Although it’s possible for working relationships to break down for reasons unconnected with the dismissed employee’s behaviour, the employee’s conduct usually plays a role. So this case clearly shows that the ACAS Code should be applied to all such dismissals. (In fact, arguably it should be applied in all cases other than redundancies and expiry of fixed term contracts to which the Code specifically says it does not apply.)
The consequence of failure to follow the ACAS Code when it is applicable is significant as it can be expensive – the Tribunal can uplift the level of compensation by up to 25%.
Collective consultation for large scale redundancies and consultation under TUPE is often unpopular with employers, not least as proper consultation delays employers’ implementation of their plans. Ignoring the obligations however can be very costly (up to 90 days’ pay per affected employee in collective redundancy situations and 13 weeks’ pay per employee in TUPE scenarios).
Two recent cases have looked at penalties for failure to consult in particularly difficult situations for employers.
In the first of these cases the employer was warned by its accountants that unless it reduced costs very quickly or secured new funding, it risked trading while insolvent. (This would have been contrary to company law and would have exposed the directors to personal liability for the company’s obligations.) After the bank refused further funding, the directors decided to close the loss-making plant and make all of the 124 employees in that part of the business redundant with immediate effect. Therefore, the employer failed utterly to comply with its collective redundancy consultation obligations.
The issue for the EAT to decide was whether it was appropriate for the maximum of 90 days’ pay to be awarded. The purpose of these penalties is punitive rather than compensatory which means that the employer’s reasoning for failing to consult is central to deciding the level of the award. The starting point has to be the full 90 days but the tribunal can reduce this due to mitigating factors (which is usually partial compliance). The EAT decided on an award of 60 days. While it entirely accepted that 90 days’ consultation was not possible in these circumstances, it expected that a good employer would have “pulled out all the stops” to consult as much as it could in the limited time available to it.
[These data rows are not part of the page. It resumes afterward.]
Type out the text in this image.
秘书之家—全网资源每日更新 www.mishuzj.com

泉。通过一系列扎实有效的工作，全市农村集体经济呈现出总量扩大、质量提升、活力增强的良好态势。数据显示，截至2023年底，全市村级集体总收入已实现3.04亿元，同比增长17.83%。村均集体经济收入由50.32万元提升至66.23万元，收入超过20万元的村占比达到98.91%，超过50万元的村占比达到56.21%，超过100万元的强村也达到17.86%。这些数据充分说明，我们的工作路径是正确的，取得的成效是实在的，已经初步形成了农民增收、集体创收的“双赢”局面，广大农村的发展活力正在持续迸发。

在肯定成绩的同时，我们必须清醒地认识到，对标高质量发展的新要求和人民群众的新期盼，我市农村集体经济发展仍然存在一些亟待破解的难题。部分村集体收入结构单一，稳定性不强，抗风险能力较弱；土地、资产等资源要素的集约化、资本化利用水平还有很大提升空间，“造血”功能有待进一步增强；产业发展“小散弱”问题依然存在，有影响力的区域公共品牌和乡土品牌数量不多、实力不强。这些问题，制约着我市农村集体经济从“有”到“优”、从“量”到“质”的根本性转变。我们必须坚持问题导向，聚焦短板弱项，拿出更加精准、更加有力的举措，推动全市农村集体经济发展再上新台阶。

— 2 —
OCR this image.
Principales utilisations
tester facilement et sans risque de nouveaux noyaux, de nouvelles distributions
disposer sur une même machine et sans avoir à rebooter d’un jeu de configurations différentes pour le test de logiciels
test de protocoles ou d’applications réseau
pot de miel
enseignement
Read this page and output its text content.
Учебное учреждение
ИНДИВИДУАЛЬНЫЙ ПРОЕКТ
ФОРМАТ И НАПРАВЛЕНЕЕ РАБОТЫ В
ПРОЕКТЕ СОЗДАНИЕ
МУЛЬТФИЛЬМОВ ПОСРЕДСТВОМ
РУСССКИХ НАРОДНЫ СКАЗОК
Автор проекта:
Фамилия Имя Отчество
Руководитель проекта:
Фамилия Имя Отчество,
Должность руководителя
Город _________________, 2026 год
The second case related to TUPE consultation. The employer arranged the election for employee representatives in such a way that some employees were unable to vote and when 2 candidates tied, the employer chose one of them. Although these are closer to technical breaches, the employer was ordered to pay 2 weeks’ wages to one employee and 3 weeks’ wages to another (they had been affected in different ways by the unfair election, hence the different awards).
It is worth remembering that there are detailed requirements about the election of employee representatives which is often a part of the process that employers tend to rush.
If a former employee has appealed against her dismissal and that appeal is still pending at the date of a TUPE transfer, will she transfer to the buyer under TUPE?
- the employment contract stated that the employee’s employment continued until the outcome of the appeal; or
- the appeal was successful (whether decided before or after the transfer) and so under normal principles the dismissal was overturned; or
- the dismissal was connected with the TUPE transfer in which case the employee would have been deemed to have been employed at the date of the transfer.